I stumbled upon these defect structures by complete accident. We had a new focused ion beam instrument and I wanted to make a test specimen, and on a whim I cross-sectioned some highly defective hBN. Even the first images I took of the atomic planes on the transmission electron microscope (TEM) were quite striking. My supervisor (Prof Sarah Haigh) happened to show them to Prof Bob Young, who identified them as twin boundaries and got very excited. I then designed and carried out a series of experiments to understand these structures in greater detail, developing ways of analysing the TEM images along the way. 

 

3. What was the genesis of this paper?  How did you come to this particular problem?

60 years ago, Kelly and Freise observed twin boundaries in graphite using the best optical microscopes available at the time. They assumed these boundaries were atomically sharp, which is the case for almost all other crystalline materials like metals. In 2001 the atomic structure they produced to explain their observations was shown to be unstable by computational methods and so the true structure remained a mystery. 60 years later we have re-examined these structures under an electron microscope capable of routinely resolving atomic columns.
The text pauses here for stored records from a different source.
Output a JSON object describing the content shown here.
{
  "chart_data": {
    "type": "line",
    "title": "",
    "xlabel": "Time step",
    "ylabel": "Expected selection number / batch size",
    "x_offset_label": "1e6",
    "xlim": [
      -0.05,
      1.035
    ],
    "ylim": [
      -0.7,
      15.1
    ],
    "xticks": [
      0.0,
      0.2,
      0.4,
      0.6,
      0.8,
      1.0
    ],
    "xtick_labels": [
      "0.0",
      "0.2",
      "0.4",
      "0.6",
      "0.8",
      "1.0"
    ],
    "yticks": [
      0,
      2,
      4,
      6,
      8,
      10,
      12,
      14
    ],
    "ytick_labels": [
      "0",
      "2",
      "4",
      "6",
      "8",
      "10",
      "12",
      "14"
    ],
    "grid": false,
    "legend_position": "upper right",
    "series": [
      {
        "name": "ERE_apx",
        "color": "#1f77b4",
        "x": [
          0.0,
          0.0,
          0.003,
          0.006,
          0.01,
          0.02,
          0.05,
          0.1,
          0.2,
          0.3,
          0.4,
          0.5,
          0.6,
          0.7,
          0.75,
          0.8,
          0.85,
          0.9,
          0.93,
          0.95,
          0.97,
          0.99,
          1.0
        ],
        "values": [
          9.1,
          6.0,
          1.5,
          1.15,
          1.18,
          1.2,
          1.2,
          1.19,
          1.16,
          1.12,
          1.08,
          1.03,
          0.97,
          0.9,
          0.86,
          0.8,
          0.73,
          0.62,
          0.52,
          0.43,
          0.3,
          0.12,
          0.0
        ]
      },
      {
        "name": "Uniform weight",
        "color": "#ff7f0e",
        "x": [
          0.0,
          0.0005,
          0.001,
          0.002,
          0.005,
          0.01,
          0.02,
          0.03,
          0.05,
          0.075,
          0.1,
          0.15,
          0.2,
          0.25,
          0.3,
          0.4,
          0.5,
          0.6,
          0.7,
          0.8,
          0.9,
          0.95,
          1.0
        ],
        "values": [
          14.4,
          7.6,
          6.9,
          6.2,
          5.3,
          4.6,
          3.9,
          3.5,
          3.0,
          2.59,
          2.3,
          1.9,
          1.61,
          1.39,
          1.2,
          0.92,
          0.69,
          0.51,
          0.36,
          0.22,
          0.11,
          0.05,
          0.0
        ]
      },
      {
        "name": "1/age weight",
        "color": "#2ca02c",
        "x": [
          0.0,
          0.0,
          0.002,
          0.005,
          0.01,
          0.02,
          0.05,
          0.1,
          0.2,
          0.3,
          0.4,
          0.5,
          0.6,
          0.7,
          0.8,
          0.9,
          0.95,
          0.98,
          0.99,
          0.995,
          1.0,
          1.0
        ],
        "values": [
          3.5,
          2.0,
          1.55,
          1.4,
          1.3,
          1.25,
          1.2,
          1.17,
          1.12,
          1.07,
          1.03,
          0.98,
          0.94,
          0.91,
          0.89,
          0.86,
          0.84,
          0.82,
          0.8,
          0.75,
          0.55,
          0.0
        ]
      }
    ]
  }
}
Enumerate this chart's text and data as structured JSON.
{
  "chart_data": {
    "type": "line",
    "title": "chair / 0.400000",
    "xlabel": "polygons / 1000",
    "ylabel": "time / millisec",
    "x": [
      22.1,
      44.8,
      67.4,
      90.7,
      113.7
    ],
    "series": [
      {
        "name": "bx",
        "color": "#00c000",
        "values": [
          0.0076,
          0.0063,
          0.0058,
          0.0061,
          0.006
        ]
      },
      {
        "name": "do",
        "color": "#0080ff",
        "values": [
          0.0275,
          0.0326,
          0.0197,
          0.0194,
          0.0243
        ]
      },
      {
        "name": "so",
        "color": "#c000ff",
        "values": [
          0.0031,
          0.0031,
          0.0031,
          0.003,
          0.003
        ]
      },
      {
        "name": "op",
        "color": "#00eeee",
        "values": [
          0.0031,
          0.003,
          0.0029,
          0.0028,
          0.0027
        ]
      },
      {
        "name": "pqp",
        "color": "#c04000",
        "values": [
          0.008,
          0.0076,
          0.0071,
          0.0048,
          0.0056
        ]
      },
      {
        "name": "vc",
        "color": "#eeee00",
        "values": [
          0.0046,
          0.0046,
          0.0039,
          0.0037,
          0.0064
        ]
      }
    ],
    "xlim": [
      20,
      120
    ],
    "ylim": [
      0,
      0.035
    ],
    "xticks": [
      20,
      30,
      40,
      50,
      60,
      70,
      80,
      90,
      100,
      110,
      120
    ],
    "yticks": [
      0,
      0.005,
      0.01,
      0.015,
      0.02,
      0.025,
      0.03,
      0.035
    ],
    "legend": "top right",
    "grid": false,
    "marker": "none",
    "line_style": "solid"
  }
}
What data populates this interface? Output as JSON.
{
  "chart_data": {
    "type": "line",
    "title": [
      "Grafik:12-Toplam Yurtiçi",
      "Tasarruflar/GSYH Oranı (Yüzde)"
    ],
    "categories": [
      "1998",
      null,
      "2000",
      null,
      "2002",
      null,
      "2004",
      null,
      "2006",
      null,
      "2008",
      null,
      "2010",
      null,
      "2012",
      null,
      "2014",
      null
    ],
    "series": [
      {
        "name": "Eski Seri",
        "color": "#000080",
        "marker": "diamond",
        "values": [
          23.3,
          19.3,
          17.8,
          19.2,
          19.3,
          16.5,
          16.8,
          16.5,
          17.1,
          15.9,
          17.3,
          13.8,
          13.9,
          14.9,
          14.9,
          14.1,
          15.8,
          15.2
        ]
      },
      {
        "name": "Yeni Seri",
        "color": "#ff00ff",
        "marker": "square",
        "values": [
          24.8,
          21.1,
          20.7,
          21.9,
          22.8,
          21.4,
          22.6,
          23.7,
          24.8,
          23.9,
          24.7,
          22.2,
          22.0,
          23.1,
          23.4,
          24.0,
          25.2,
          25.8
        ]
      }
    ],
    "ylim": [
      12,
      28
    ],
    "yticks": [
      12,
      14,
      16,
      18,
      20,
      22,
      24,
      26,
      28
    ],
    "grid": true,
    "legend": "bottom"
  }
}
So mystery solved! When viewed at the atomic scale the structures are not sharp planes but gradual bends with the expected twin-angle.

4. What is the most empowering implication of your results?
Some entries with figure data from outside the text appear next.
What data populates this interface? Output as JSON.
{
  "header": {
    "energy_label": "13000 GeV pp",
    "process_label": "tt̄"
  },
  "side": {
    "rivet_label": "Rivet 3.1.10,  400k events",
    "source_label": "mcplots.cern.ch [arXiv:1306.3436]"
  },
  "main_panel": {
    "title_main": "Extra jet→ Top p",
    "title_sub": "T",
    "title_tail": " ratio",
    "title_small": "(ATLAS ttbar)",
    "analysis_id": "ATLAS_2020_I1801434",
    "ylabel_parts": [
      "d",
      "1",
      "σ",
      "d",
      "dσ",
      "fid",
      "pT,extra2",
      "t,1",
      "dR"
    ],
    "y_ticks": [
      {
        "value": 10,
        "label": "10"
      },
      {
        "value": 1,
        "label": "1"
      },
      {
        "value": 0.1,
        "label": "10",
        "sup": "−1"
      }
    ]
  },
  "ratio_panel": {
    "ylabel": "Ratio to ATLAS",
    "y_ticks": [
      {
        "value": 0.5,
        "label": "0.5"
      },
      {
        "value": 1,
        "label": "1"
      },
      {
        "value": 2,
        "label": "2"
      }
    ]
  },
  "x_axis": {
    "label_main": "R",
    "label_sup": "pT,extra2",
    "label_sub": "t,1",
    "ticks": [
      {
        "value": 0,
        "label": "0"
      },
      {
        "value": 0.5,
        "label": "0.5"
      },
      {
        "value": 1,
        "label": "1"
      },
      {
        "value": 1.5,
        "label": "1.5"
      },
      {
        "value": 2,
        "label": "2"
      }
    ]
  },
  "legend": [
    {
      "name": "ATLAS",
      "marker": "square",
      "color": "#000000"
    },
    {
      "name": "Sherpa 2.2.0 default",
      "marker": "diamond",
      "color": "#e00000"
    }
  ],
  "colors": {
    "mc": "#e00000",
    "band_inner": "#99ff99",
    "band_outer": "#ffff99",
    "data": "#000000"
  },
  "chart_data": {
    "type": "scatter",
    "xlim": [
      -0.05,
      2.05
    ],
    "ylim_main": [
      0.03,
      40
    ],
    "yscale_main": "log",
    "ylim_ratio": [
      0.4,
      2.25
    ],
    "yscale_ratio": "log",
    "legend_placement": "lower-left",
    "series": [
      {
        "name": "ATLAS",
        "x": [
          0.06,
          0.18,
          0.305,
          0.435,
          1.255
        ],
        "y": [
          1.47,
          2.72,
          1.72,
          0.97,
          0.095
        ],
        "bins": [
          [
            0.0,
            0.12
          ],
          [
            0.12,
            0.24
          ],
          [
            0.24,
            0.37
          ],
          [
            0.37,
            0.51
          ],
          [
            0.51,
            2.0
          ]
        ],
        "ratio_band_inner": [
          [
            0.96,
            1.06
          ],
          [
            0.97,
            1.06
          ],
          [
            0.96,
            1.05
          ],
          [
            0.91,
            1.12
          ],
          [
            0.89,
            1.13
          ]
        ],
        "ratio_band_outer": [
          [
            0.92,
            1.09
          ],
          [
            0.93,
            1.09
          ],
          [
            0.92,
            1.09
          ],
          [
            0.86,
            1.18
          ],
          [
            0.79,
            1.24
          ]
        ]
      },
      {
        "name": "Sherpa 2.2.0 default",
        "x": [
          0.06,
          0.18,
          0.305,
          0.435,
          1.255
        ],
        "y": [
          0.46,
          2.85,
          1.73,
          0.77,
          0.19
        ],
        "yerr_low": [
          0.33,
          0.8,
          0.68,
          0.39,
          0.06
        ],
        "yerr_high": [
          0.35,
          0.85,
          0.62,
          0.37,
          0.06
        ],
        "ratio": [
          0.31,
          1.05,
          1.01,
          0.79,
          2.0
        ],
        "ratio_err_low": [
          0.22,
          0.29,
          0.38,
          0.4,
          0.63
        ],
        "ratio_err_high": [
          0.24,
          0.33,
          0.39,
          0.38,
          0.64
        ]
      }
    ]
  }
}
Our paper goes on to explore the conditions under which twin boundaries form in van der Waals materials. Their presence and population depend on the thickness of the crystal (i.e. number of basal planes or stacked monolayers) and the angle it is bent to. In the immediate future, the synthesis of 2D materials from their bulk crystals relies on a poorly understood process by which a material is repeatedly cleaved via shear forces. Our paper goes some way to explain why exfoliation (liquid phase or scotch tape) produces many sheets of material >30 basal planes thick, and yet so few below this. Our findings will also be crucial to designing novel devices from 2D materials, particularly when we consider integrating them into non-planar architectures. 

 

5. How have 2D materials been uniquely instrumental to enabling these results?

Without strong in-plane bonds and weak van der Waals forces holding the sheets together, these structures are not favourable and have not been observed in any other materials. However we expect them to be common to all stacked 2D materials, even black phosphorus.

6. Can you describe the main challenges associated to the preparation of this manuscript? Any anecdotes you’d like to share with us?

There was too much to talk about! Choosing one narrative to publish was very difficult, especially as we were stumbling across some new quirk with these structures every other week. I think we found a good balance by focusing on 3 different materials and mapping the conditions important for them to be present or absent.

 

7. Anything that struck you as particularly surprising, unexpectedly pleasant/unpleasant during the peer review process?

Some interesting questions came up about the arrangment of atoms at the boundary. This required many more experiments to get atomic imaging in this region and prove the atoms to be incommensurately stacked.

8. What is your favourite 2D paper published in 2016/2017, and why?

This paper from Cory Dean's group is a favourite. Chari et al. Nano Lett., 2016, 16 (7), pp 4477–4482. The design of the experiment and the results are very nice. It demonstrates how we can dramatically change the properties of 2D materials with only small, reversible modifications. 

9. Which is the development in the field of 2D materials that you would like to see in the next 10 years?

I would like to see the synthesis refined for controlled scale-up. This really is the main bottleneck to development and integration. There are lots of applications that need these materials, so the sooner the better.

10. And now, what’s next?

We know from silicon transistors that strain in crystal structures allows the properties to be finely tuned. We anticipate similar things for 2D material-based transistors, and possibly we can induce this with 3D structures such as twin boundaries or even by folding them. So hopefully folding devices and finding more weird things!